Читать книгу Перебежчик - Фридрих Незнанский - Страница 7

Часть первая 7

Оглавление

Вечером я приехал к Кате на Башиловскую. Она не сразу заметила, как я вошел, – собирала вещи, поглядывая на экран телевизора, где выламывался ведущий очередного ток-шоу. В руках у меня были цветы и бутылка ее любимого муската.

– Ужин на плите, – сказала она, не отрываясь от телевизора. – Сам разогреешь?

Потом увидела цветы и вино.

– Боже, Гордеев! Не иначе как в чем-то провинился? Спешишь загладить вину?

Сегодня она явно была не в духе, раз называла меня по фамилии. Уже привыкла жить здесь, теперь придется опять привыкать к новому месту…

Я виновато смотрел на нее. Она щурилась, глядя на меня.

– Гордеев! Лучше сразу выкладывай, что случилось или какой запрет еще придумал. К тебе ни звонить, ни ближе пяти метров приближаться нельзя, но хоть письма до востребования писать можно?

– Лучше давай поженимся, – сказал я. – Чего нам еще тянуть и выяснять.

– Вот именно, – согласилась она. – А то я уже чувствую себя женой декабриста, только наоборот. Это мне мама сказала, когда я с ней поделилась. Те ездили за мужьями, а тебе, говорит, как в песне о гражданской войне – в другую сторону. Только потом не будешь мне говорить, что свои чувства не успел проверить? Особенно если найдешь еще какую-нибудь разведенную, только помоложе, в своем суде.

– Знаешь, – сказал я после ужина, когда собрался с духом. – Твой телефон на новой квартире они уже знают. И тоже будут прослушивать. Это точно, и я пока просто не знаю, что с этим делать…

Она почему-то обрадовалась.

– Вот здорово! Тогда зачем нам переезжать? Пусть здесь нас слушают, какая разница?

– Здесь опасно, – сказал я. – Раз у них существуют такие возможности для прослушивания, представь, на что еще они способны. Словом, они уже знают, что мы меняем квартиру. И кто из нас куда переезжает.

– Уж не хочешь ли ты сказать, что даже сейчас они нас слышат? – тихо спросила она.
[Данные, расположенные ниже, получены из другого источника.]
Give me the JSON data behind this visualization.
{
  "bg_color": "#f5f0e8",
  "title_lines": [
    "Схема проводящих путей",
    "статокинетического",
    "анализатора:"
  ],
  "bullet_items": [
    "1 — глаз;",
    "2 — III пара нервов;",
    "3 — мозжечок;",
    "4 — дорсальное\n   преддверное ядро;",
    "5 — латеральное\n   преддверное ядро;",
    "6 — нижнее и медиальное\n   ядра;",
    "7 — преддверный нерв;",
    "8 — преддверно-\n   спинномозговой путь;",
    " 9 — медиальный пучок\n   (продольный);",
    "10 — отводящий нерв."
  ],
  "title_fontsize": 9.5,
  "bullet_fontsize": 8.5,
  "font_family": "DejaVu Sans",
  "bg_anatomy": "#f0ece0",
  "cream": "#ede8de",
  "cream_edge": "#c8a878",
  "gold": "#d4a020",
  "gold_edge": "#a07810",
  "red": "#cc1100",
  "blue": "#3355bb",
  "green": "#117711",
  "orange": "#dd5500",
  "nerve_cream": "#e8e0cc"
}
– Ну это вряд ли, – пожал я плечами. – Только говори потише, хорошо?

– Да пошли они, знаешь куда! Чтобы я, в своем доме, боялась слово сказать? Лучше объясни, что ты собираешься в связи с этим предпринять?
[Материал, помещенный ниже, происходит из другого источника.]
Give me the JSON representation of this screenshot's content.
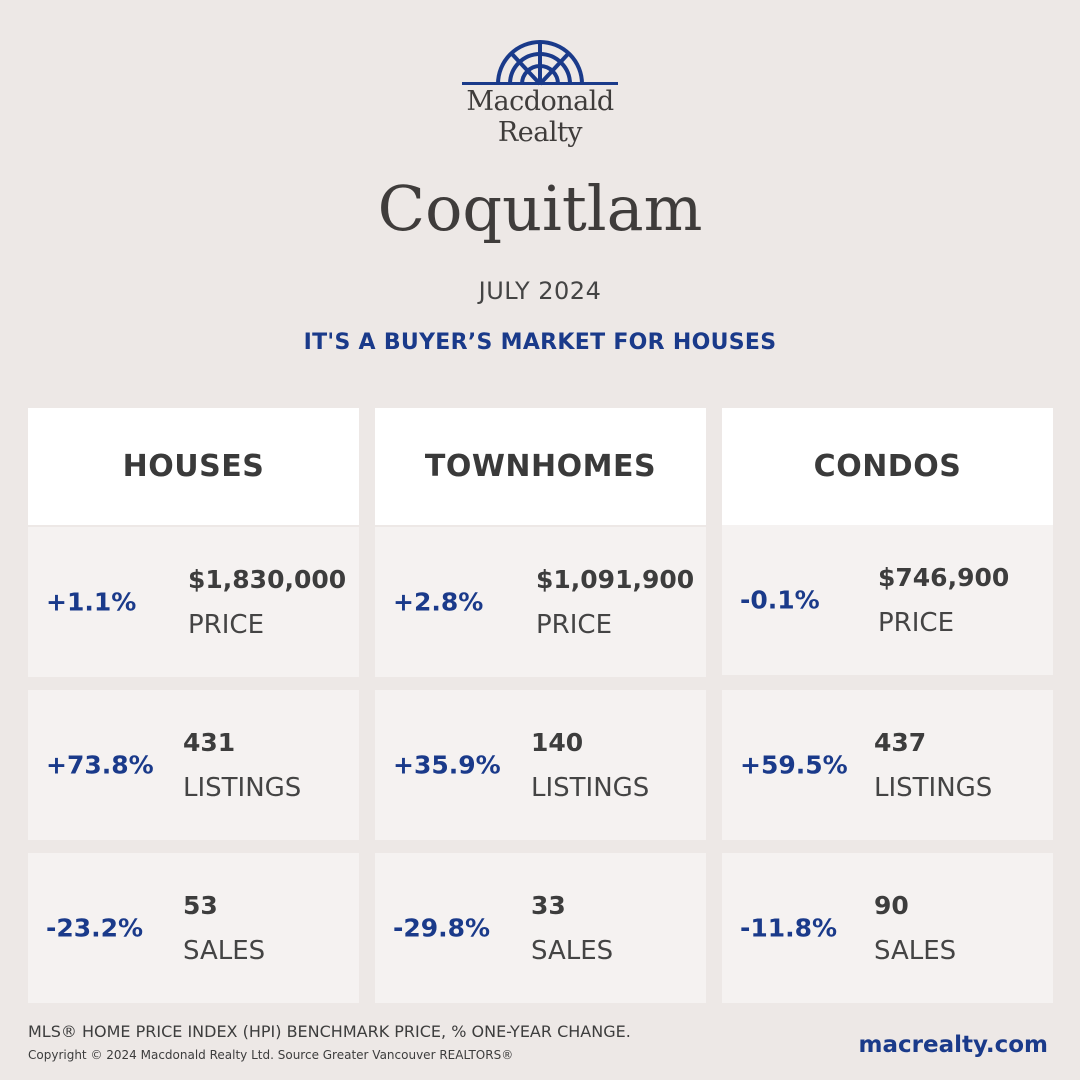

– Пока ничего. Надо все знать наверняка, прежде чем что-то делать… Скажи, до моего переезда сюда твой телефон случайно не ломался?

– Было дело, – кивнула Катя. – А откуда ты знаешь, разве я тебе говорила?

– И что было потом?

– Ну, я позвонила на станцию. Приехал мастер, такой улыбчивый, молодой, симпатичный, все время напевал, когда исправлял. Я предложила ему кофе, а он отказался, сказал, что много заказов, разве что в другой раз, когда телефон снова сломается. А что? Что ты так на меня смотришь? Он мне не звонил, никуда не звал…

Не говоря ни слова, я подскочил, взял телефонный аппарат, взвесил на руке, как если бы хотел узнать, насколько после ремонта он стал тяжелее.

– Отвертки у тебя, конечно, нет, – сказал я. – Дай хоть какой-нибудь ножик.

На этот раз она ничего не спросила. Только кивнула и протянула мне небольшой ножик, которым чистила картошку.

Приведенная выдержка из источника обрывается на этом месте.